Perkembangan media sosial diikuti oleh korporasi sebagai peluang untuk membuat kanal pemasaran lebih banyak. Mereka menggunakan media sosial untuk alat promosi. Pada saat bersamaan mereka juga menggunakan beberapa orang berpengaruh sebagai “influencer” untuk mengenalkan produk-produk mereka dan juga untuk promosi perusahaan. Seiring berjalannya waktu bisnis “influencer” makin membesar namun pada saat bersamaan makin banyak ditemukan tindakan-tindakan kotor demi mendapatkan uang semata.
Beberapa orang di Indonesia membuat unggahan-unggahan agar ia ditarik sebagai “influencer”. Ia seolah-olah menjadi bagian dari orang yang dipesan oleh perusahaan tertentu sebagai “influencer” padahal ia hanya membuat unggahan biasa saja dengan menggunakan produk tertentu, membuat pujian terhadap produk, dan menyebut akun media sosial perusahaan itu. Upaya memancing perusahaan itu mulai berkembang belakangan ketika perusahaan tak lagi hanya menengok artis sebagai “influencer” namun juga kalangan biasa yang dipandang bisa menjadi “influencer”.
Beberapa waktu lalu tindakan tidak terpuji yang dilakukan oleh “influencer” diungkap oleh perusahaan multinasional Unilever. Mereka mengancam tak lagi memakai orang-orang yang selama ini bekerjasama dengan korporasi itu namun diketahui mempunyai pengikut palsu, membuat mesin komentar, membuat tanda suka palsu, dan lain-lain. Unilever telah mendeteksi beberapa “influencer” ternyata melakukan tindakan tidak terpuji. Bila terbukti melakukan itu, korporasi ini akan memutuskan kontraknya.
Sebuah media di Australia juga baru saja memberitakan orang-orang yang ingin menjadi “influencer” dengan melakukan tindakan tidak etis. Ia membuat unggahan-unggahan yang memperlihatkan seolah-olah dia adalah ”influencer” untuk produk-produk terkenal. Cara ini dipakai untuk memperlihatkan kepada perusahaan atau pihak lain bahwa ia telah menjadi “seseorang” sehingga perusahaan itu tertarik untuk memakainya sebagai “influencer” produk. Mereka tak segan menggunakan berbagai produk terkenal dan disertai kalimat-kalimat promotif agar dianggap sebagai “influencer”.

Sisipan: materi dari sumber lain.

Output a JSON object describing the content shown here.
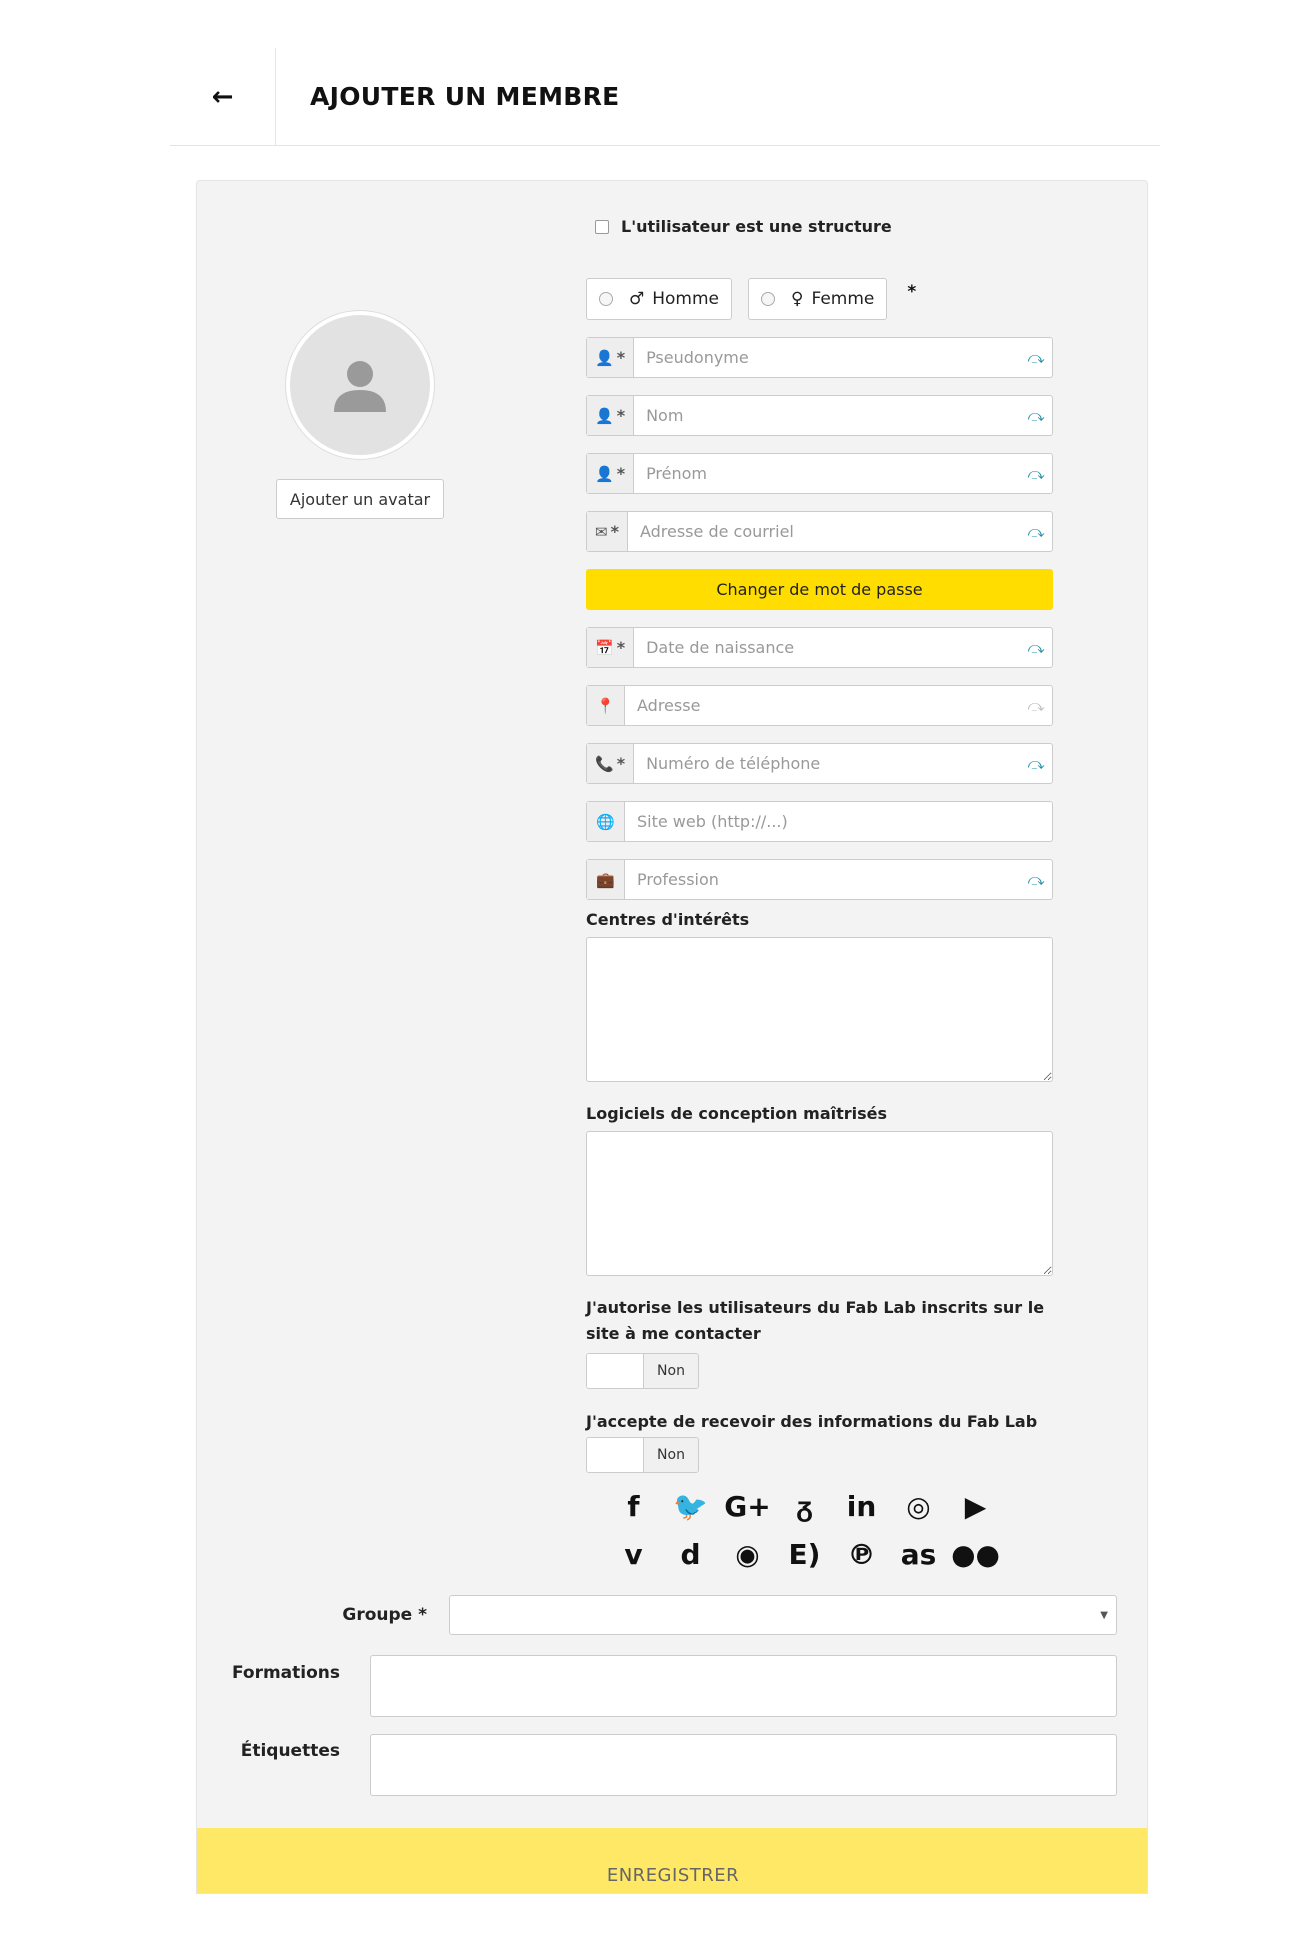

Di Inggris terdapat fenomena “sponcon”. Fenomena ini mirip dengan kasus di Australia. Seorang pemilik akun akan memasang aktivitas dia dan menyebut nama produk serta mengaitkannya dengan akun produk itu sehingga dikira sebagai iklan sebenarnya. Mereka melakukan ini dengan harapan bisa melakukan kesepakatan bisnis pada masa depan. Mereka memiliki motivasi agar para pengikutnya yakin bahwa dirinya telah menjadi bagian dari iklan untuk produk tertentu.

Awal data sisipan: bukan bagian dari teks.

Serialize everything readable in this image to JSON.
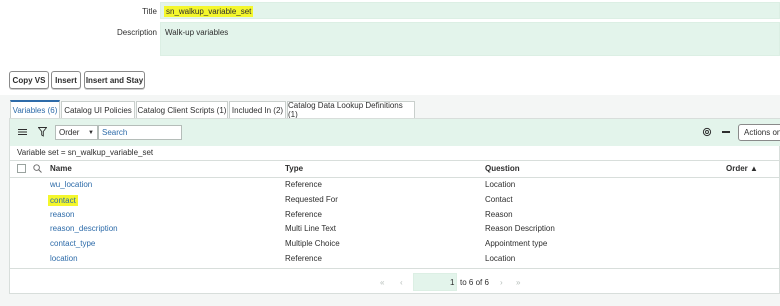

Beberapa cara lainnya yang tidak etis dilakukan orang dengan cara mengunjungi butik-butik kemudian mencoba beberapa pakaian. Kemudian mereka memotret dirinya sendiri. Selesai melakukan tindakan itu mereka mengembalikan pakaian itu alias tidak membelinya, hanya sekadar potret-potret saja. Setelah keluar dari butik, mereka mengunggahnya ke media sosial dan dikesankan ia menjadi “influencer”. Ada juga yang mencoba baju hingga sepuluh namun akhirnya membeli satu pakaian namun mereka telah membuat 10 foto dengan baju dengan merek berbeda.
Tindakan tidak terpuji ini telah berdampak pada para “influencer” yang sesungguhnya. Perusahaan mulai tidak mau membayar mahal mereka karena bermunculan “influencer” palsu. Mereka yang benar-benar menjadi “influencer” kini juga terpaksa menggunakan label verifikasi sebagai “influencer” sejati. Kini mereka terus mencari akal agar bisa tetap dipakai perusahaan untuk alat promosi.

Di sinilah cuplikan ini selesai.